Bandwidth determination is flawed
I'm running a non-exit node in Australia. Please read "Australia" as a high latency area, that has not many other nodes around. I set RelayBandwidthRate to 1100, which is around 20% of my connection.
Just like all people who start up a new node, I was wondering why the bandwidth was not used. Unfortunately most information, that can be found about the topic on the web is very outdated and does not apply to my situation.
The measured bandwidth never exceeded 200 kb/s on atlas. So I decided to use my node as bridge and send junk traffic.
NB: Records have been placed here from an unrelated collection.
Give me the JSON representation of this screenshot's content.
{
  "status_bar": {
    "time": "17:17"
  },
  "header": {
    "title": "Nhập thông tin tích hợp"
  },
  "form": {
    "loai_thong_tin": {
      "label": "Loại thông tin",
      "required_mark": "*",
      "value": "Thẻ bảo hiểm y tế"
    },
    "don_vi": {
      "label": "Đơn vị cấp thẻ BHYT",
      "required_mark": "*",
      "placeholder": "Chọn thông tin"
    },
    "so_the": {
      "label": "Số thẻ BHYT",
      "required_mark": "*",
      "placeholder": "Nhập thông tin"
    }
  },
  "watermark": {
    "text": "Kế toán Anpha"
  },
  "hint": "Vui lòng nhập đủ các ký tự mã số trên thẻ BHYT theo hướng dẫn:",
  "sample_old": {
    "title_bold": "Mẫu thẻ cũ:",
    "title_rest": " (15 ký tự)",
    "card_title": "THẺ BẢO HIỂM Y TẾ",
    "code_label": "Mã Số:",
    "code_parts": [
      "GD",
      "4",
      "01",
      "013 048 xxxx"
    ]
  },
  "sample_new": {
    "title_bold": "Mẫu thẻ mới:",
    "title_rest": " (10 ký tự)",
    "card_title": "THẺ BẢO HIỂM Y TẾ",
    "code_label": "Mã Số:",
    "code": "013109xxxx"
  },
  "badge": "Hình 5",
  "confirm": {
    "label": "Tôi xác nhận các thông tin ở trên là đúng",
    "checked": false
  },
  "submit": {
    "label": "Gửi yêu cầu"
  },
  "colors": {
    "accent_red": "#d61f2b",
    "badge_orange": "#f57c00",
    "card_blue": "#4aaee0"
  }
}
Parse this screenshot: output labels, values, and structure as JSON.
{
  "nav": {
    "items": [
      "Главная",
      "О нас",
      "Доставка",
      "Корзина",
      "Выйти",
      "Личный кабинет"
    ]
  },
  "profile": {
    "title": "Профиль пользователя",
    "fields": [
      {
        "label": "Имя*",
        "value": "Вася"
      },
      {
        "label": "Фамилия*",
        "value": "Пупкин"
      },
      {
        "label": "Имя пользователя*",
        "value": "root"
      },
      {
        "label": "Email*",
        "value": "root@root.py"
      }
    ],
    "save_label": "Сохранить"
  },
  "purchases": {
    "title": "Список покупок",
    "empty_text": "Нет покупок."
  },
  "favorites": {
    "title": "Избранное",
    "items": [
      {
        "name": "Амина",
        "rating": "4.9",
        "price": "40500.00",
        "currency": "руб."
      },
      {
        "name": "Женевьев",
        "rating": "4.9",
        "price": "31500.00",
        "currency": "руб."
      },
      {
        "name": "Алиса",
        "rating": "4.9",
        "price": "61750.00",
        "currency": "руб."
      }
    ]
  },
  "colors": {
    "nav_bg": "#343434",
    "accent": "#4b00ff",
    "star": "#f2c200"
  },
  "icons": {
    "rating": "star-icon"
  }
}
Just downloading Ubnuntu and doing unnecessary uploades and running the CLI speedcheck script through the network. Now the nodes, that I am connected to, ackowledge, how much data can be send from/to my node and the bandwidth estimation on atlas suddenly goes up extremely. Beyond 500 (still not 1100 though).
I thought I fixed it and turn my dummy-traffic-script off again. Now the estimation is down again, my node is mostly unused and I'll probably turn it off soon as it is just a waste of electricity.
Apparently the bandwidth is measured in that useless 50-kilobytes-way, that the tor client does for the original setup. Well, sending 50 kilobytes to a node and measuring the time is mostly a test of latency. So the test is currently faulty, it should actually send a few megabytes, or anything that results in a few seconds of measurement. Additionally it should also send 1 byte, to measure the latency and deduct it from the other measurement.
Currently nodes in Australia, even if they have a high bandwidth fibre connection are largely disadvantaged. Only because the 'authorities' or the majority of the network is in Europe.
Please don't get me wrong. I understand that a extremely high latency is also bad. A 1 BGit/s connection is maybe not particularly useful if it has a latency of 30 seconds for each TCP packet. So latency should not go unnoticed. But you could at least be so kind and announce on your website, that nodes in Australia are not welcome and will be disadvantaged by the algorithm. Therefore people who live in areas like Australia (high bandwidth, high latency, high electricity costs) can at least be aware, that is is useless to run a node and they don't need to bother with it.
Problems:
- The bandwidth estimation can be largely varied by sending unnecessary junk data over the tor network.
- The bandwidth estimation WILL be influenced, because the network uses it as a measure to determine if a node is "good" or should be used a lot.
- The bandwidth estimation measures latency and not bandwidth.
- Nodes that don't have many other nodes near, will be marked as useless, will go unused and therefore be turned off soon.
- The network will convert (or has already converted) to be concentrated in one location only, which is the highly connected areas in central Europe. The high speed nodes in North America are anyway on the ignore list of most people, right?